A l’audience du 22 juillet 2025 :
Le conseil de la FRENCHFOOD CAPITAL I, fonds professionnel de capital investissement représenté par sa société de gestion la SAS FRENCHFOOD CAPITAL se présente et dépose des conclusions motivées aux termes desquelles il nous demande de :
Il est demandé au Président du Tribunal des activités économiques de Paris de :
DIRE N’Y AVOIR LIEU À RÉFÉRÉ sur la demande de placement sous séquestre formée par la société PROVIDENCE INVEST ;
En conséquence,
DEBOUTER la société PROVIDENCE INVEST de tous ses moyens et de toutes ses demandes et prétentions ;
CONDAMNER la société PROVIDENCE INVEST à verser à FRENCHFOOD CAPITAL I, prise en la personne de sa société de gestion la société FRENCHFOOD CAPITAL, la somme de 12.000 euros en application de l’article 700 du code de procédure civile ;
CONDAMNER la société PROVIDENCE INVEST aux entiers dépens de l’instance ;
Le conseil de la SAS PROVIDENCE INVEST se présente et dépose des conclusions motivées aux termes desquelles il réitère les demandes contenues dans son assignation.
L’affaire est renvoyée en référé cabinet le 4 septembre 2025 à 14h30 pour plaidoirie.
A l’audience du 4 septembre 2025 :
Les conseils des parties se présentent et réitèrent leurs demandes.
Après avoir entendu les conseils des parties en leurs explications et observations, nous avons remis le prononcé de notre ordonnance, par mise à disposition au greffe, au 17 septembre 2025 à partir de 16h00.
Sur ce
Sur la demande principale
La société PROVIDENCE INVEST est la holding patrimoniale personnelle de M. [W] [V], dirigeant d’entreprises spécialisé dans le secteur de l’agroalimentaire biologique ; en 2021, M. [V] a participé à la création de la holding MARKALLIANCE, devant reprendre diverses sociétés de transformation et de distribution (dites « groupe MARKAL »), aux côtés de deux fonds d’investissement gérés par la société FRENCHFOOD CAPITAL : FRENCHFOOD CAPITAL I et MARKALLIANCE CO-INVEST.

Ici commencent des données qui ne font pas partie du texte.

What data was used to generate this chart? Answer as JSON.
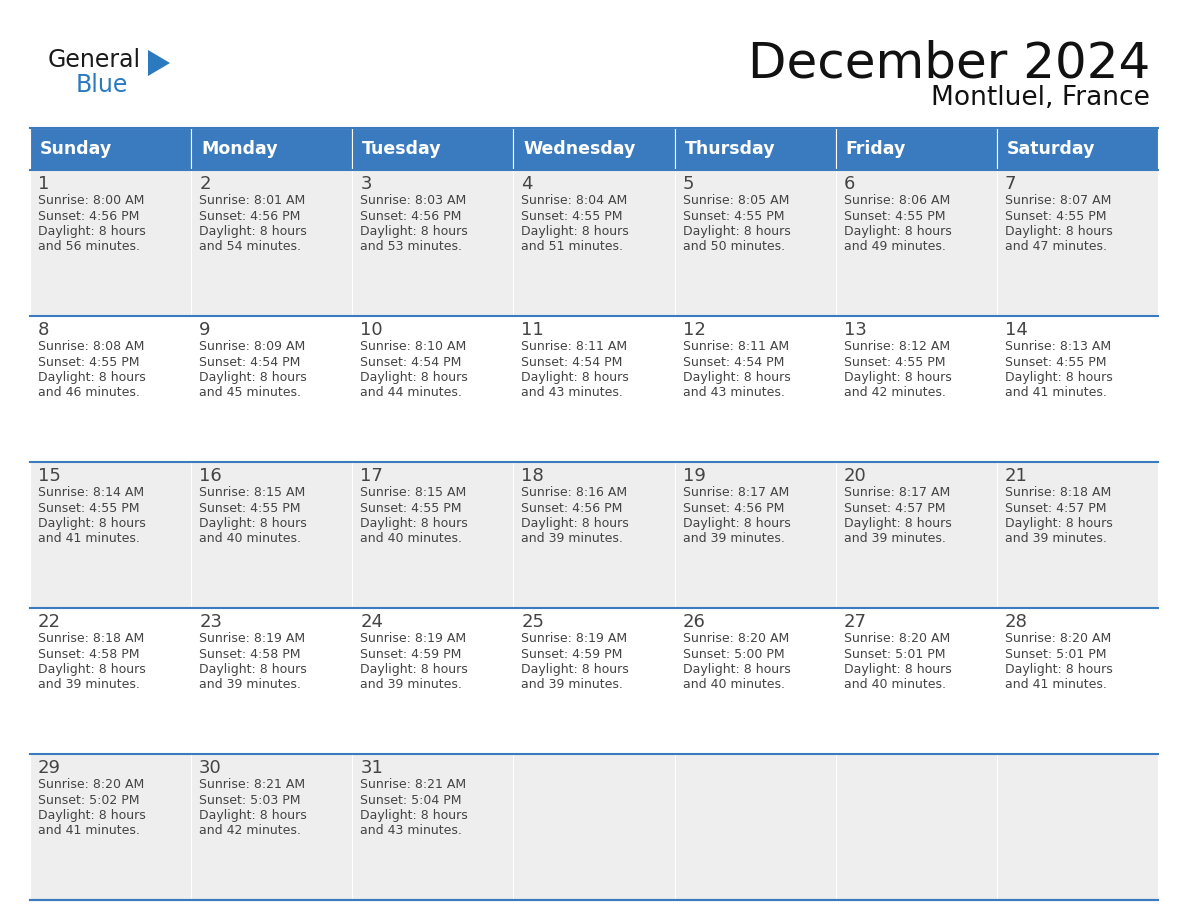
{
  "title": "December 2024",
  "subtitle": "Montluel, France",
  "header_color": "#3a7abf",
  "header_text_color": "#ffffff",
  "day_names": [
    "Sunday",
    "Monday",
    "Tuesday",
    "Wednesday",
    "Thursday",
    "Friday",
    "Saturday"
  ],
  "bg_color": "#ffffff",
  "cell_bg_light": "#eeeeee",
  "cell_bg_white": "#ffffff",
  "border_color": "#3a7abf",
  "day_num_color": "#444444",
  "cell_text_color": "#444444",
  "title_color": "#111111",
  "subtitle_color": "#111111",
  "logo_dark_color": "#1a1a1a",
  "logo_blue_color": "#2b7abf",
  "calendar_data": [
    [
      {
        "day": "1",
        "sunrise": "8:00 AM",
        "sunset": "4:56 PM",
        "daylight": "8 hours",
        "daylight2": "and 56 minutes."
      },
      {
        "day": "2",
        "sunrise": "8:01 AM",
        "sunset": "4:56 PM",
        "daylight": "8 hours",
        "daylight2": "and 54 minutes."
      },
      {
        "day": "3",
        "sunrise": "8:03 AM",
        "sunset": "4:56 PM",
        "daylight": "8 hours",
        "daylight2": "and 53 minutes."
      },
      {
        "day": "4",
        "sunrise": "8:04 AM",
        "sunset": "4:55 PM",
        "daylight": "8 hours",
        "daylight2": "and 51 minutes."
      },
      {
        "day": "5",
        "sunrise": "8:05 AM",
        "sunset": "4:55 PM",
        "daylight": "8 hours",
        "daylight2": "and 50 minutes."
      },
      {
        "day": "6",
        "sunrise": "8:06 AM",
        "sunset": "4:55 PM",
        "daylight": "8 hours",
        "daylight2": "and 49 minutes."
      },
      {
        "day": "7",
        "sunrise": "8:07 AM",
        "sunset": "4:55 PM",
        "daylight": "8 hours",
        "daylight2": "and 47 minutes."
      }
    ],
    [
      {
        "day": "8",
        "sunrise": "8:08 AM",
        "sunset": "4:55 PM",
        "daylight": "8 hours",
        "daylight2": "and 46 minutes."
      },
      {
        "day": "9",
        "sunrise": "8:09 AM",
        "sunset": "4:54 PM",
        "daylight": "8 hours",
        "daylight2": "and 45 minutes."
      },
      {
        "day": "10",
        "sunrise": "8:10 AM",
        "sunset": "4:54 PM",
        "daylight": "8 hours",
        "daylight2": "and 44 minutes."
      },
      {
        "day": "11",
        "sunrise": "8:11 AM",
        "sunset": "4:54 PM",
        "daylight": "8 hours",
        "daylight2": "and 43 minutes."
      },
      {
        "day": "12",
        "sunrise": "8:11 AM",
        "sunset": "4:54 PM",
        "daylight": "8 hours",
        "daylight2": "and 43 minutes."
      },
      {
        "day": "13",
        "sunrise": "8:12 AM",
        "sunset": "4:55 PM",
        "daylight": "8 hours",
        "daylight2": "and 42 minutes."
      },
      {
        "day": "14",
        "sunrise": "8:13 AM",
        "sunset": "4:55 PM",
        "daylight": "8 hours",
        "daylight2": "and 41 minutes."
      }
    ],
    [
      {
        "day": "15",
        "sunrise": "8:14 AM",
        "sunset": "4:55 PM",
        "daylight": "8 hours",
        "daylight2": "and 41 minutes."
      },
      {
        "day": "16",
        "sunrise": "8:15 AM",
        "sunset": "4:55 PM",
        "daylight": "8 hours",
        "daylight2": "and 40 minutes."
      },
      {
        "day": "17",
        "sunrise": "8:15 AM",
        "sunset": "4:55 PM",
        "daylight": "8 hours",
        "daylight2": "and 40 minutes."
      },
      {
        "day": "18",
        "sunrise": "8:16 AM",
        "sunset": "4:56 PM",
        "daylight": "8 hours",
        "daylight2": "and 39 minutes."
      },
      {
        "day": "19",
        "sunrise": "8:17 AM",
        "sunset": "4:56 PM",
        "daylight": "8 hours",
        "daylight2": "and 39 minutes."
      },
      {
        "day": "20",
        "sunrise": "8:17 AM",
        "sunset": "4:57 PM",
        "daylight": "8 hours",
        "daylight2": "and 39 minutes."
      },
      {
        "day": "21",
        "sunrise": "8:18 AM",
        "sunset": "4:57 PM",
        "daylight": "8 hours",
        "daylight2": "and 39 minutes."
      }
    ],
    [
      {
        "day": "22",
        "sunrise": "8:18 AM",
        "sunset": "4:58 PM",
        "daylight": "8 hours",
        "daylight2": "and 39 minutes."
      },
      {
        "day": "23",
        "sunrise": "8:19 AM",
        "sunset": "4:58 PM",
        "daylight": "8 hours",
        "daylight2": "and 39 minutes."
      },
      {
        "day": "24",
        "sunrise": "8:19 AM",
        "sunset": "4:59 PM",
        "daylight": "8 hours",
        "daylight2": "and 39 minutes."
      },
      {
        "day": "25",
        "sunrise": "8:19 AM",
        "sunset": "4:59 PM",
        "daylight": "8 hours",
        "daylight2": "and 39 minutes."
      },
      {
        "day": "26",
        "sunrise": "8:20 AM",
        "sunset": "5:00 PM",
        "daylight": "8 hours",
        "daylight2": "and 40 minutes."
      },
      {
        "day": "27",
        "sunrise": "8:20 AM",
        "sunset": "5:01 PM",
        "daylight": "8 hours",
        "daylight2": "and 40 minutes."
      },
      {
        "day": "28",
        "sunrise": "8:20 AM",
        "sunset": "5:01 PM",
        "daylight": "8 hours",
        "daylight2": "and 41 minutes."
      }
    ],
    [
      {
        "day": "29",
        "sunrise": "8:20 AM",
        "sunset": "5:02 PM",
        "daylight": "8 hours",
        "daylight2": "and 41 minutes."
      },
      {
        "day": "30",
        "sunrise": "8:21 AM",
        "sunset": "5:03 PM",
        "daylight": "8 hours",
        "daylight2": "and 42 minutes."
      },
      {
        "day": "31",
        "sunrise": "8:21 AM",
        "sunset": "5:04 PM",
        "daylight": "8 hours",
        "daylight2": "and 43 minutes."
      },
      null,
      null,
      null,
      null
    ]
  ]
}
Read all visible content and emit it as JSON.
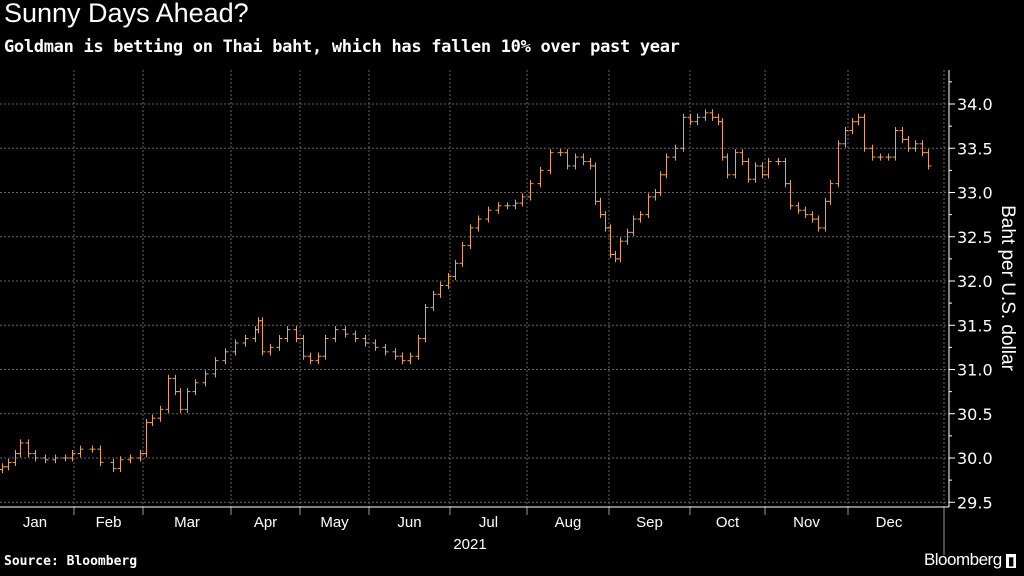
{
  "chart_data": {
    "type": "ohlc-bar",
    "title": "Sunny Days Ahead?",
    "subtitle": "Goldman is betting on Thai baht, which has fallen 10% over past year",
    "xlabel": "2021",
    "ylabel": "Baht per U.S. dollar",
    "source": "Source: Bloomberg",
    "brand": "Bloomberg",
    "ylim": [
      29.4,
      34.4
    ],
    "yticks": [
      "29.5",
      "30.0",
      "30.5",
      "31.0",
      "31.5",
      "32.0",
      "32.5",
      "33.0",
      "33.5",
      "34.0"
    ],
    "ytick_values": [
      29.5,
      30.0,
      30.5,
      31.0,
      31.5,
      32.0,
      32.5,
      33.0,
      33.5,
      34.0
    ],
    "xtick_labels": [
      "Jan",
      "Feb",
      "Mar",
      "Apr",
      "May",
      "Jun",
      "Jul",
      "Aug",
      "Sep",
      "Oct",
      "Nov",
      "Dec"
    ],
    "grid": true,
    "color": "#e8a35a",
    "x_unit": "month index (0 = start of Jan 2021)",
    "x": [
      0.05,
      0.13,
      0.22,
      0.29,
      0.39,
      0.49,
      0.62,
      0.75,
      0.88,
      0.97,
      1.09,
      1.26,
      1.38,
      1.57,
      1.67,
      1.81,
      1.96,
      2.03,
      2.1,
      2.19,
      2.28,
      2.36,
      2.42,
      2.5,
      2.59,
      2.7,
      2.82,
      2.93,
      3.06,
      3.2,
      3.35,
      3.39,
      3.45,
      3.57,
      3.7,
      3.81,
      3.94,
      4.04,
      4.14,
      4.26,
      4.36,
      4.51,
      4.65,
      4.8,
      4.94,
      5.07,
      5.2,
      5.32,
      5.41,
      5.51,
      5.6,
      5.69,
      5.79,
      5.88,
      5.98,
      6.06,
      6.16,
      6.26,
      6.36,
      6.49,
      6.62,
      6.74,
      6.84,
      6.94,
      7.04,
      7.16,
      7.28,
      7.4,
      7.49,
      7.59,
      7.68,
      7.77,
      7.83,
      7.89,
      7.95,
      8.01,
      8.07,
      8.14,
      8.22,
      8.3,
      8.38,
      8.48,
      8.57,
      8.63,
      8.7,
      8.81,
      8.91,
      9.0,
      9.09,
      9.2,
      9.29,
      9.37,
      9.43,
      9.49,
      9.6,
      9.69,
      9.77,
      9.87,
      9.96,
      10.04,
      10.16,
      10.24,
      10.3,
      10.4,
      10.48,
      10.57,
      10.64,
      10.72,
      10.78,
      10.88,
      10.96,
      11.05,
      11.12,
      11.2,
      11.29,
      11.39,
      11.49,
      11.57,
      11.66,
      11.73,
      11.82,
      11.9,
      11.98
    ],
    "close": [
      29.9,
      29.95,
      30.05,
      30.17,
      30.05,
      30.0,
      29.98,
      30.0,
      30.0,
      30.05,
      30.1,
      30.1,
      29.95,
      29.88,
      29.98,
      30.0,
      30.05,
      30.4,
      30.45,
      30.55,
      30.9,
      30.75,
      30.55,
      30.75,
      30.85,
      30.95,
      31.1,
      31.2,
      31.3,
      31.35,
      31.45,
      31.55,
      31.2,
      31.25,
      31.35,
      31.45,
      31.35,
      31.15,
      31.1,
      31.15,
      31.35,
      31.45,
      31.4,
      31.35,
      31.3,
      31.25,
      31.2,
      31.15,
      31.1,
      31.15,
      31.35,
      31.7,
      31.85,
      31.95,
      32.05,
      32.2,
      32.4,
      32.6,
      32.7,
      32.8,
      32.85,
      32.85,
      32.88,
      32.95,
      33.1,
      33.25,
      33.45,
      33.45,
      33.3,
      33.4,
      33.35,
      33.3,
      32.9,
      32.75,
      32.6,
      32.3,
      32.25,
      32.45,
      32.55,
      32.7,
      32.75,
      32.95,
      33.0,
      33.2,
      33.4,
      33.5,
      33.85,
      33.8,
      33.85,
      33.9,
      33.85,
      33.8,
      33.4,
      33.2,
      33.45,
      33.35,
      33.15,
      33.3,
      33.2,
      33.35,
      33.35,
      33.1,
      32.85,
      32.8,
      32.75,
      32.7,
      32.6,
      32.9,
      33.1,
      33.55,
      33.7,
      33.8,
      33.85,
      33.5,
      33.4,
      33.4,
      33.4,
      33.7,
      33.6,
      33.5,
      33.55,
      33.45,
      33.3
    ]
  }
}
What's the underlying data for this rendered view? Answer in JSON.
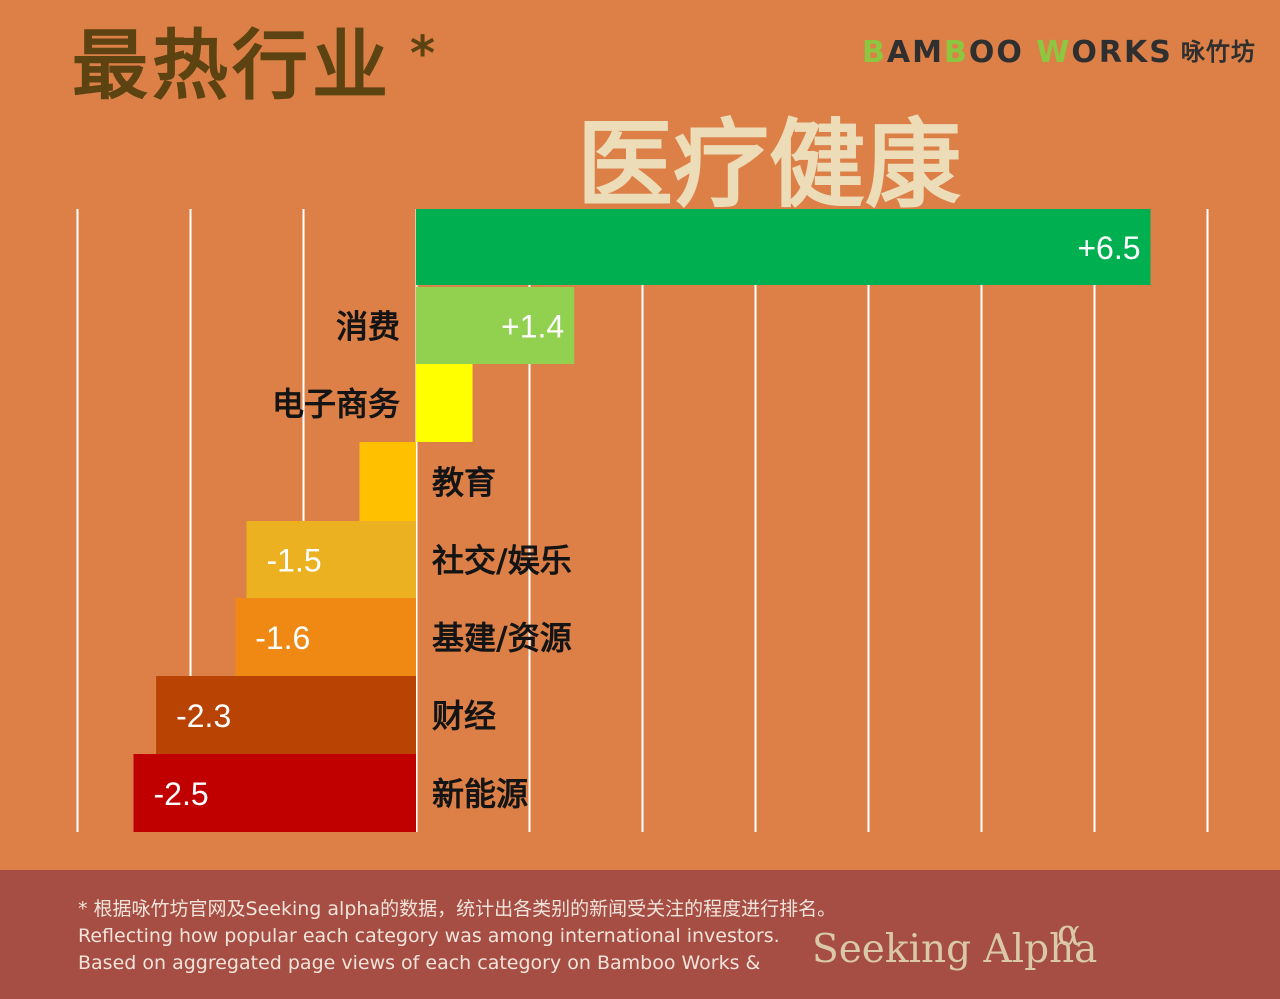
{
  "header": {
    "title": "最热行业",
    "asterisk": "*",
    "brand": {
      "b1": "B",
      "am": "AM",
      "b2": "B",
      "oo": "OO ",
      "w": "W",
      "orks": "ORKS",
      "cn": "咏竹坊"
    },
    "brand_green": "#8DC63F"
  },
  "chart_data": {
    "type": "bar",
    "orientation": "horizontal",
    "title": "最热行业 *",
    "grid": true,
    "xlim": [
      -3,
      7
    ],
    "categories": [
      "医疗健康",
      "消费",
      "电子商务",
      "教育",
      "社交/娱乐",
      "基建/资源",
      "财经",
      "新能源"
    ],
    "values": [
      6.5,
      1.4,
      0.5,
      -0.5,
      -1.5,
      -1.6,
      -2.3,
      -2.5
    ],
    "value_labels": [
      "+6.5",
      "+1.4",
      "",
      "",
      "-1.5",
      "-1.6",
      "-2.3",
      "-2.5"
    ],
    "colors": [
      "#00B050",
      "#92D050",
      "#FFFF00",
      "#FFC000",
      "#EBB120",
      "#EF8913",
      "#B84303",
      "#C00000"
    ]
  },
  "footer": {
    "note_cn": "* 根据咏竹坊官网及Seeking alpha的数据，统计出各类别的新闻受关注的程度进行排名。",
    "note_en1": "Reflecting how popular each category was among international investors.",
    "note_en2": "Based on aggregated page views of each category on Bamboo Works &",
    "logo_text": "Seeking Alpha",
    "logo_symbol": "α"
  }
}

A l’issue de cette opération, PROVIDENCE INVEST a reçu environ 12% du capital de MARKALLIANCE (914 800 actions ordinaires sur un total de 11 860 000 et 70 800 actions de préférence sur un total de 665 000, dites « la Participation »), le solde des actions étant détenu par les deux fonds précités, qui ont par ailleurs souscrit des obligations convertibles à hauteur de 20 475 000 euros.
Par ailleurs, FRENCHFOOD CAPITAL I, MARKALLIANCE CO-INVEST, PROVIDENCE INVEST et M. [V] ont conclu un pacte d’associés visant à régir les relations entre les associés de MARKALLIANCE, ainsi que des promesses croisées de vente et d’achat :
* Une promesse unilatérale de vente (« la Promesse de Vente »), par laquelle PROVIDENCE INVEST s’est notamment engagée à céder à FRENCHFOOD CAPITAL I, sur option de celle-ci, l’intégralité de sa Participation en cas de cessation des fonctions de M. [V] au sein du groupe MARKAL pour quelque raison que ce soit,
* Une promesse unilatérale d’achat, par laquelle FRENCHFOOD CAPITAL I s’est engagée à acquérir auprès de PROVIDENCE INVEST, sur option de celle-ci, l’intégralité de sa Participation en cas de cessation des fonctions de M. [V] au sein du groupe MARKAL dans certaines circonstances.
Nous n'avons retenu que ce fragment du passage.